On 5 March 1741 at Ajaccio, Giuseppe married his first wife Nobile Maria Saveria Paravicini (born 7 September 1715 at Ajaccio, died before 1750). She was a daughter of two Nobile, Giuseppe Maria Paravicini and Anna Maria Salineri. Both her parents were members of the nobility of the Republic of Genoa. They had at least four children:

- Nobile Maria Gertrude Buonaparte (28 November 1741, Ajaccio – December, 1793). Married at Ajaccio, 25 June 1763 Nicola Luigi Paravisini, Chancellor of the City of Ajaccio (ca. 1739, Ajaccio – 8 May 1813, Ajaccio).

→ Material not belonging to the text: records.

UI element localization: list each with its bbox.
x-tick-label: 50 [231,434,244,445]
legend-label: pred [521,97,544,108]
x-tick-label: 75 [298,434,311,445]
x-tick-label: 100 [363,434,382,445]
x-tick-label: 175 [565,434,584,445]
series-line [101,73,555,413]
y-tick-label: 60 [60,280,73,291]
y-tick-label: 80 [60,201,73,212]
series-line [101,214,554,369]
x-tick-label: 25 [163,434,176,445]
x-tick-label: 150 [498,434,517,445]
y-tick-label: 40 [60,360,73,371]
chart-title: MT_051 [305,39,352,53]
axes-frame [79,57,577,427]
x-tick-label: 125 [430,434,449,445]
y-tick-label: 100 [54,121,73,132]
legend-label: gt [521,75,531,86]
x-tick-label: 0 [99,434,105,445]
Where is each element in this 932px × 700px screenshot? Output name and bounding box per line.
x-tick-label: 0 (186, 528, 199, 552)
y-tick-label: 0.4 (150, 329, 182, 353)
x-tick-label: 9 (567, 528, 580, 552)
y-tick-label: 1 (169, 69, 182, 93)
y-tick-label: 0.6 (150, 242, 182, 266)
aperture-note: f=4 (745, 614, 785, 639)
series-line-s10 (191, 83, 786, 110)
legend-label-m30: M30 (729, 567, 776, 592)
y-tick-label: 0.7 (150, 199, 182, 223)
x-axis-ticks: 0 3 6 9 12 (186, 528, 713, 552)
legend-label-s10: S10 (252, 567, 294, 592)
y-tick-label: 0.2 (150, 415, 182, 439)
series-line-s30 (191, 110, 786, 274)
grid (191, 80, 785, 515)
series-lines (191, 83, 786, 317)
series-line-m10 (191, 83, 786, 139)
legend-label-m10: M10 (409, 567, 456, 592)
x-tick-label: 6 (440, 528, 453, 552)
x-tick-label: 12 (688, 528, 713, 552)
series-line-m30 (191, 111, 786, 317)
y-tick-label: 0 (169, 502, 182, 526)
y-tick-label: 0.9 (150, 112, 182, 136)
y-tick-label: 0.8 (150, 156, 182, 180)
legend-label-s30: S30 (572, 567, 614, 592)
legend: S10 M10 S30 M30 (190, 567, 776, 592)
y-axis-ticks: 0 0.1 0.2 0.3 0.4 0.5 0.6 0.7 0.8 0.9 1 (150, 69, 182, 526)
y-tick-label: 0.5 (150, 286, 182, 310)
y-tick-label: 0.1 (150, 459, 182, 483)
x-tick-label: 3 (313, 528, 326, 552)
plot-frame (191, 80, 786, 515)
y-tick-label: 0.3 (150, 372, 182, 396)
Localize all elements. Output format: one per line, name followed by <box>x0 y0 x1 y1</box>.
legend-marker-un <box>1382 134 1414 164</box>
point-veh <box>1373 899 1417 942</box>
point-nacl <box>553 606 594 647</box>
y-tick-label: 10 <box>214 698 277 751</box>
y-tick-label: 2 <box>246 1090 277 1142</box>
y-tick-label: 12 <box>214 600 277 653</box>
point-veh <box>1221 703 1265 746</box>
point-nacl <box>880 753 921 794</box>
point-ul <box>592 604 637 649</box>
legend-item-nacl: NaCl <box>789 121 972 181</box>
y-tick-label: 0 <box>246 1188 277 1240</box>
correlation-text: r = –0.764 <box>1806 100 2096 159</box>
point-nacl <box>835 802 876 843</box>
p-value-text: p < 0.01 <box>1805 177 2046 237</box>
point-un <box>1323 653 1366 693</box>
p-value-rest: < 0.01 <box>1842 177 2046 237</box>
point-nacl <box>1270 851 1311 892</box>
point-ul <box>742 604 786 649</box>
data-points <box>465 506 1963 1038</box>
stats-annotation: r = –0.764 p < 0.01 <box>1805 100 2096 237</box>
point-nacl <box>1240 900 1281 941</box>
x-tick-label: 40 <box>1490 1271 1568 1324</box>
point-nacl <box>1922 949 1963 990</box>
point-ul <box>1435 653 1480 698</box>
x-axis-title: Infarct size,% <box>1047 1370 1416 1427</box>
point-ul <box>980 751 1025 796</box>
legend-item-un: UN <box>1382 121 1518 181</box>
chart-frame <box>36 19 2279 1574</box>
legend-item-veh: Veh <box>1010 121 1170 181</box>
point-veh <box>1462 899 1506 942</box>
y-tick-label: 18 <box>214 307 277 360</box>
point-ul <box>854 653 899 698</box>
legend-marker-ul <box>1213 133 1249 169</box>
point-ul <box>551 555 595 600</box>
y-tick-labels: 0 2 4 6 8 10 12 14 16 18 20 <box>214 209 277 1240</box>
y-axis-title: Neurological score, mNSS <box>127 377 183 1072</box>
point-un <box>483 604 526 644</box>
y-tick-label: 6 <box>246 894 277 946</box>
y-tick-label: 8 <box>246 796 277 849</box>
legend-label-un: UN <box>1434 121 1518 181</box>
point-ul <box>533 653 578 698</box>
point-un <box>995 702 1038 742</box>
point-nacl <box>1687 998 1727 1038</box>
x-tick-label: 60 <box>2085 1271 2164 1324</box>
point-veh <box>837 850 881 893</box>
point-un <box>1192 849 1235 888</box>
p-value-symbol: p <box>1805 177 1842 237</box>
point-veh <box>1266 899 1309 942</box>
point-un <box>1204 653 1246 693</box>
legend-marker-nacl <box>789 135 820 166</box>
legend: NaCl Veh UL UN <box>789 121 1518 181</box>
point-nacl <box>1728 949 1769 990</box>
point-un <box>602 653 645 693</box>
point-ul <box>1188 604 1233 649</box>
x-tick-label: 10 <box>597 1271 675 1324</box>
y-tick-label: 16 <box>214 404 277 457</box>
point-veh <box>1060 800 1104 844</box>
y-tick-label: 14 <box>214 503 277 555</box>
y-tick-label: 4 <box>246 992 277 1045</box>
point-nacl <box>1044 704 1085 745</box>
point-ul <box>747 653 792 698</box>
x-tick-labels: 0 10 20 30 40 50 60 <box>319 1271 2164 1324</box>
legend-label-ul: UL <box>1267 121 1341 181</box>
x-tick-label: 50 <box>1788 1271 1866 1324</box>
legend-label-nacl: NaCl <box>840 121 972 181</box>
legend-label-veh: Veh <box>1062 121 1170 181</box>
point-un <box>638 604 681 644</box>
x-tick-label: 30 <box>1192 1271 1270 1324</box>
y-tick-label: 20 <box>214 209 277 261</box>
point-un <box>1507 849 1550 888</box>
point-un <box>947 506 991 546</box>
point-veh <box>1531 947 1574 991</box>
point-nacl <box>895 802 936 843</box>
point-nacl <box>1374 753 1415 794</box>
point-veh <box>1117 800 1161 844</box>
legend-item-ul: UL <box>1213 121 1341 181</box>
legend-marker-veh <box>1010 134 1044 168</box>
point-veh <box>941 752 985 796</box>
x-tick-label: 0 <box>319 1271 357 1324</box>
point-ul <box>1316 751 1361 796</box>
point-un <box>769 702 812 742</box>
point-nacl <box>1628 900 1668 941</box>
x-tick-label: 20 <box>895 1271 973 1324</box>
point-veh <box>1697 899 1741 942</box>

- Nobile Sebastiano Buonaparte (1743, Ajaccio – 24 November 1760, Ajaccio).
- Nobile Carlo Buonaparte (29 March 1746 – 24 February 1785). Married in June 1764, Maria Letizia Ramolino. They were the parents of Joseph Bonaparte, Napoleon I of France, Lucien Bonaparte, Elisa Bonaparte, Louis Bonaparte, Pauline Bonaparte, Caroline Bonaparte and Jérôme Bonaparte.
- Nobile Marianna Buonaparte, died young.

Maria predeceased her husband, and he married secondly Maria Virginia Alata (born 5 February 1725), a daughter of Domenico Alata. This marriage was probably childless.